Famines on the scale in which millions are affected do not come as a surprise to people who compare world events with what the Bible tells about them. There have been famines at various times, but the Bible reveals that there is to be a great season of famines. There is every reason to believe that we have begun to enter that season.
When Jesus sat on the Mount of Olives, the disciples came to him and asked, “Tell us, what will be the sign of your coming and of the end of the age?”
He answered, “Take heed that no one leads you astray. For many will come in my name, saying, ‘I am the Christ,’ and they will lead many astray. And you will hear of wars and rumors of wars…nation will rise against nation, and there will be famines and earthquakes in various places. All this is but the beginning of the sufferings” (Matthew 24:3-8).
In no sense are we counselled to a passive observation of such events. We are urged to “deal your bread to the hungry, and bring the homeless poor into your house; when you see the naked, cover him…” (Isaiah 58:7).
Do not talk yourself into thinking that, because you cannot do everything, you cannot do anything.
It is because such events are inevitably ahead that organizations like Food for the Hungry, World Vision, and the Foundation for Airborne Relief are doing everything they can to gear up to get help where it is needed, when it is needed, and to do it speedily.
By years of successful emergency work, the men who head such organizations have proved their effectiveness.
If you wish to receive accurate, up-to-date news of the worldwide food, famine and famine-relief picture, write to Food for the Hungry, Box 200, Los Angeles, CA 80041.

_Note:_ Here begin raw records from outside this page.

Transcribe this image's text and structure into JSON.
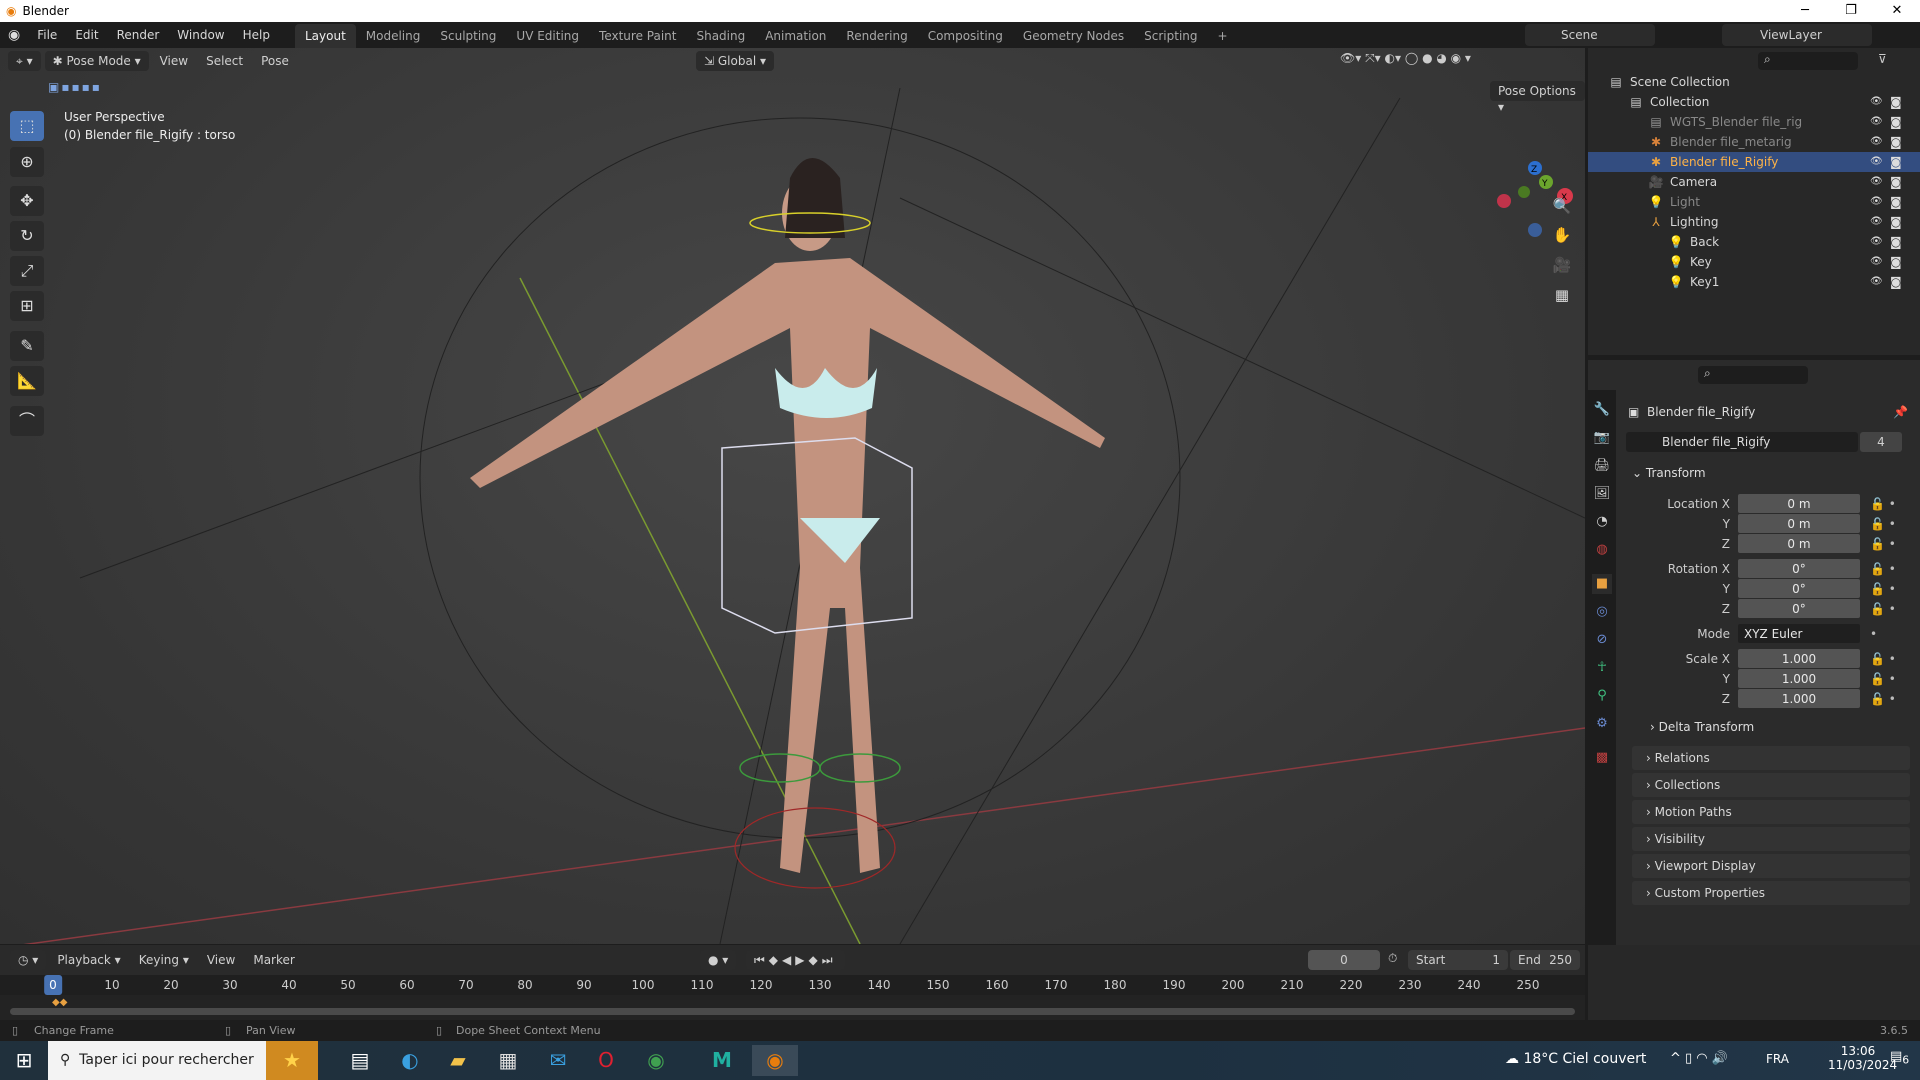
{
  "window": {
    "title": "Blender",
    "minimize": "─",
    "maximize": "❐",
    "close": "✕"
  },
  "menus": [
    "File",
    "Edit",
    "Render",
    "Window",
    "Help"
  ],
  "workspaces": [
    "Layout",
    "Modeling",
    "Sculpting",
    "UV Editing",
    "Texture Paint",
    "Shading",
    "Animation",
    "Rendering",
    "Compositing",
    "Geometry Nodes",
    "Scripting",
    "+"
  ],
  "scene": {
    "scene_name": "Scene",
    "view_layer": "ViewLayer"
  },
  "viewport": {
    "mode": "Pose Mode",
    "menus": [
      "View",
      "Select",
      "Pose"
    ],
    "orientation": "Global",
    "pose_options": "Pose Options",
    "overlay_title": "User Perspective",
    "overlay_subtitle": "(0) Blender file_Rigify : torso",
    "gizmo_axes": [
      "Z",
      "Y",
      "X"
    ]
  },
  "outliner": {
    "items": [
      {
        "label": "Scene Collection",
        "depth": 0
      },
      {
        "label": "Collection",
        "depth": 1
      },
      {
        "label": "WGTS_Blender file_rig",
        "depth": 2
      },
      {
        "label": "Blender file_metarig",
        "depth": 2
      },
      {
        "label": "Blender file_Rigify",
        "depth": 2,
        "selected": true
      },
      {
        "label": "Camera",
        "depth": 2
      },
      {
        "label": "Light",
        "depth": 2
      },
      {
        "label": "Lighting",
        "depth": 2
      },
      {
        "label": "Back",
        "depth": 3
      },
      {
        "label": "Key",
        "depth": 3
      },
      {
        "label": "Key1",
        "depth": 3
      }
    ]
  },
  "properties": {
    "object_name": "Blender file_Rigify",
    "data_name": "Blender file_Rigify",
    "users": "4",
    "transform_title": "Transform",
    "fields": [
      {
        "label": "Location X",
        "value": "0 m"
      },
      {
        "label": "Y",
        "value": "0 m"
      },
      {
        "label": "Z",
        "value": "0 m"
      },
      {
        "label": "Rotation X",
        "value": "0°"
      },
      {
        "label": "Y",
        "value": "0°"
      },
      {
        "label": "Z",
        "value": "0°"
      },
      {
        "label": "Mode",
        "value": "XYZ Euler"
      },
      {
        "label": "Scale X",
        "value": "1.000"
      },
      {
        "label": "Y",
        "value": "1.000"
      },
      {
        "label": "Z",
        "value": "1.000"
      }
    ],
    "delta": "Delta Transform",
    "panels": [
      "Relations",
      "Collections",
      "Motion Paths",
      "Visibility",
      "Viewport Display",
      "Custom Properties"
    ]
  },
  "timeline": {
    "menus": [
      "Playback",
      "Keying",
      "View",
      "Marker"
    ],
    "current_frame": "0",
    "start_label": "Start",
    "start": "1",
    "end_label": "End",
    "end": "250",
    "ticks": [
      "0",
      "10",
      "20",
      "30",
      "40",
      "50",
      "60",
      "70",
      "80",
      "90",
      "100",
      "110",
      "120",
      "130",
      "140",
      "150",
      "160",
      "170",
      "180",
      "190",
      "200",
      "210",
      "220",
      "230",
      "240",
      "250"
    ]
  },
  "statusbar": {
    "hints": [
      "Change Frame",
      "Pan View",
      "Dope Sheet Context Menu"
    ],
    "version": "3.6.5"
  },
  "taskbar": {
    "search_placeholder": "Taper ici pour rechercher",
    "weather": "18°C  Ciel couvert",
    "language": "FRA",
    "time": "13:06",
    "date": "11/03/2024",
    "notifications": "6"
  }
}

Larry Ward works with Russel O’Quinn, the aviator who flew tens of thousands of pounds of food into Biafra at great personal danger, during the food crisis there.
O’Quinn, a former test pilot, heads the Foundation for Airborne Relief—essentially a mercy mission air force with ready crews. It airlifted tons of grain and other essentials to Bangladesh and then flew to the most gravely deprived sectors. It has a fleet of huge former Air Force cargo planes and men who know how to run them.
Men like this, and others, who are not just deploring the situation, but are taking action to the hilt of their abilities, deserve our confidence and await our help.